The hardest part of the dark night of the soul is to face your shadow which contains the repressed parts of yourself such as your fears, desires, traumas, and beliefs. Behind the dark night of the soul is the treasure of the underworld. It is guarded by a dragon, but you must go into the belly of this beast. If you turn away it will slowly devour you.

Because this is very difficult, there is a risk. One of the greater risks is to adopt an extreme ideology or another pathological complex. Instead of breaking boundaries within yourself, you strengthen them and try to tear down boundaries in the physical world.

There are many enticing pre-packaged ideologies for sale. From religious dogma, conspiracy fanaticism or extreme activism, these are propelled forward by perverting the course of suffering.

It is only natural for someone to seek wisdom in this time of suffering and it is helpful in breaking down previous ideas, but these groups allure people with their half-truths and lead down a path of misguided agenda. The same trap that is a common cause of the dark night of the soul — a misplaced identity.

Understanding the process you are going through and that you are not alone is a great first step in finding some fragments of meaning to hold onto again. Once a small amount of meaning returns it will then give hope, in turn affecting the frustration and sadness, introducing a sense of feeling more at ease in the process.

Whatever a person’s natural temperament, there is an interpretation that can allow them to start to draw meaning from this experience to see the light at the end of the tunnel, from the ‘darkest before the dawn’.

The situation resolves itself in the event of the reintegration of perception beyond the original conditioning of the individual. Some events may make things click and awaken this sleeper within, or possibly a full retreat inside with no external stimulation is required. The conditioning one has received if it were to be analyzed piece by piece can take more than a lifetime to deconstruct on the level of mind, but fortunately, the change needs to take place at the fundamental level of perception. Time must be spent on this fundamental level.

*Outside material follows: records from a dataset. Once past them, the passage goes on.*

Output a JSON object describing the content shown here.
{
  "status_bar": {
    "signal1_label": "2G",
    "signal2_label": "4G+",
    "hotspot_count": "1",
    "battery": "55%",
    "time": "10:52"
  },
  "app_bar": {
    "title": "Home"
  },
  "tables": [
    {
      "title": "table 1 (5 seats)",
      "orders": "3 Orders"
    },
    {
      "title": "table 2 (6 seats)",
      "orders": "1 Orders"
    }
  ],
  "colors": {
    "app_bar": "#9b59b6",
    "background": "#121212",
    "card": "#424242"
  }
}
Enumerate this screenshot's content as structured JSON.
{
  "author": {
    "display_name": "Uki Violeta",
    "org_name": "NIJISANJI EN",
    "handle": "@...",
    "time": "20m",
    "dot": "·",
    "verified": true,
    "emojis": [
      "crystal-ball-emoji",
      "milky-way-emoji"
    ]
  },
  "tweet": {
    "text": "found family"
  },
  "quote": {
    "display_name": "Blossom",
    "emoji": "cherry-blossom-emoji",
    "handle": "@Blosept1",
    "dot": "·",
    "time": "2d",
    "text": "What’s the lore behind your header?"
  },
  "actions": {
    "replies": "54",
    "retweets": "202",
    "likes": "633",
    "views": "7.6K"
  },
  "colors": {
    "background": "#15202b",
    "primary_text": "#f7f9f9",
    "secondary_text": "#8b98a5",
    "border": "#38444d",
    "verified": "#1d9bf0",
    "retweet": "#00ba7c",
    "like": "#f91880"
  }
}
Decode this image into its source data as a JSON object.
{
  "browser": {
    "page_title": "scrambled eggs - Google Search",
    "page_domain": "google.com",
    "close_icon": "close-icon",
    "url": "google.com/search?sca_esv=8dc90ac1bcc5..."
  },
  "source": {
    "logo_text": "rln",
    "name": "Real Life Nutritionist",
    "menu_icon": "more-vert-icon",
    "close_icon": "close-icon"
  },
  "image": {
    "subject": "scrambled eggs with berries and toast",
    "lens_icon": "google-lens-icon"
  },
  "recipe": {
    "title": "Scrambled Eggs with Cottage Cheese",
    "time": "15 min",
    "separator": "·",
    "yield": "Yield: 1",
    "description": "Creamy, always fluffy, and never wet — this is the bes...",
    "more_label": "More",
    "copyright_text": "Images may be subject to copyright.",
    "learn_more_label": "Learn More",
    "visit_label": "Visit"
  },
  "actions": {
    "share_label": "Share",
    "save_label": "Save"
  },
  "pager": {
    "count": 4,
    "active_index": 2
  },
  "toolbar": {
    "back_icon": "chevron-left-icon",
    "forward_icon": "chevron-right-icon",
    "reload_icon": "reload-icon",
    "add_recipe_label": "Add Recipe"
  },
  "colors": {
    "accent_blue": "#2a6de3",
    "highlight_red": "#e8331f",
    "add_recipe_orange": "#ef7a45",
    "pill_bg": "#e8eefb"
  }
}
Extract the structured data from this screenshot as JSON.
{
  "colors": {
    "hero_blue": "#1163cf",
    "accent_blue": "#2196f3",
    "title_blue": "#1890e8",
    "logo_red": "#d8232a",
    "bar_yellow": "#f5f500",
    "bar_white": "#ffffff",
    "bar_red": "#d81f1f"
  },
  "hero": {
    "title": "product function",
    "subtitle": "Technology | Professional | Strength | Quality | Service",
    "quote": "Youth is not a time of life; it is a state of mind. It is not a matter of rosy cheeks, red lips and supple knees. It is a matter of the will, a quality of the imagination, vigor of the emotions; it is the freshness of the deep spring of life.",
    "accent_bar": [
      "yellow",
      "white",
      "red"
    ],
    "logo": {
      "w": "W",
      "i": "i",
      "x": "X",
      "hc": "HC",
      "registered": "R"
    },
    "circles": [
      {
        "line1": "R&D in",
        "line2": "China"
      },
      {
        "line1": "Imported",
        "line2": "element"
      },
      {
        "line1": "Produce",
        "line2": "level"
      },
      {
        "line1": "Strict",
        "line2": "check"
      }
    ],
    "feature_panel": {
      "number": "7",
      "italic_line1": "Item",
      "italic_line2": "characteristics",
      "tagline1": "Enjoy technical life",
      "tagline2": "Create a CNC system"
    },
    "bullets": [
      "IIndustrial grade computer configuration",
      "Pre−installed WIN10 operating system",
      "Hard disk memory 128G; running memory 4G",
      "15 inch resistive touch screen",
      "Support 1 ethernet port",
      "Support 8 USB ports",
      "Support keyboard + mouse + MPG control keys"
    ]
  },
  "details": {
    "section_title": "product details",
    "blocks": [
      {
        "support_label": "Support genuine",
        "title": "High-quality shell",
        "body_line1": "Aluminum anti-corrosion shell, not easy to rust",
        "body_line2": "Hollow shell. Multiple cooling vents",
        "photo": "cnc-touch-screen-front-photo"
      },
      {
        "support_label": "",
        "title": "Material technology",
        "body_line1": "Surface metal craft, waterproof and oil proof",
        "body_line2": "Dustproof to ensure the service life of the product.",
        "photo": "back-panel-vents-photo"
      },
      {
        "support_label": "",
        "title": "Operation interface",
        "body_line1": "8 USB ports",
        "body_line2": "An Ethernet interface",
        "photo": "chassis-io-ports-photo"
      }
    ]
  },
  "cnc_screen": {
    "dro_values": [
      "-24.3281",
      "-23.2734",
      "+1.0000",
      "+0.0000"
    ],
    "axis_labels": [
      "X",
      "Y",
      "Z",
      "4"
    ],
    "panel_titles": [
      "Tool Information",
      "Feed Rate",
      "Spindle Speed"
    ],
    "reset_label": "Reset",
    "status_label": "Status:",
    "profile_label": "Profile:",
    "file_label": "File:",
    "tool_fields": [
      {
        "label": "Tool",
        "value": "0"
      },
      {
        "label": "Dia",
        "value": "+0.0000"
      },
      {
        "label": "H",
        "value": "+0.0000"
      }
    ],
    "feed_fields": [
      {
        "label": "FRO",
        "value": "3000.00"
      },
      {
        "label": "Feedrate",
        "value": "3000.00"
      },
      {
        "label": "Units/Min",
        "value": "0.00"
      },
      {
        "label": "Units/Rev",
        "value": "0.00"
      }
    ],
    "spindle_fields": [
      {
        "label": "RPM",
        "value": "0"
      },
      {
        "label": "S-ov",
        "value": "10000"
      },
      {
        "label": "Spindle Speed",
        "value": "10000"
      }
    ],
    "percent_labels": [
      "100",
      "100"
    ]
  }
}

During this experience meditation and quietude will be a helpful practice to meet life at a level beyond the noise and chaos of the fractured mind. More and more you will start to see the world as it is, rather than what you were taught, or what you would prefer it to be. From a place of calm, you can be honest enough with yourself to rebuild your life in accordance with who you are, or aspire to be. Guidance from someone who has made this journey can also be invaluable.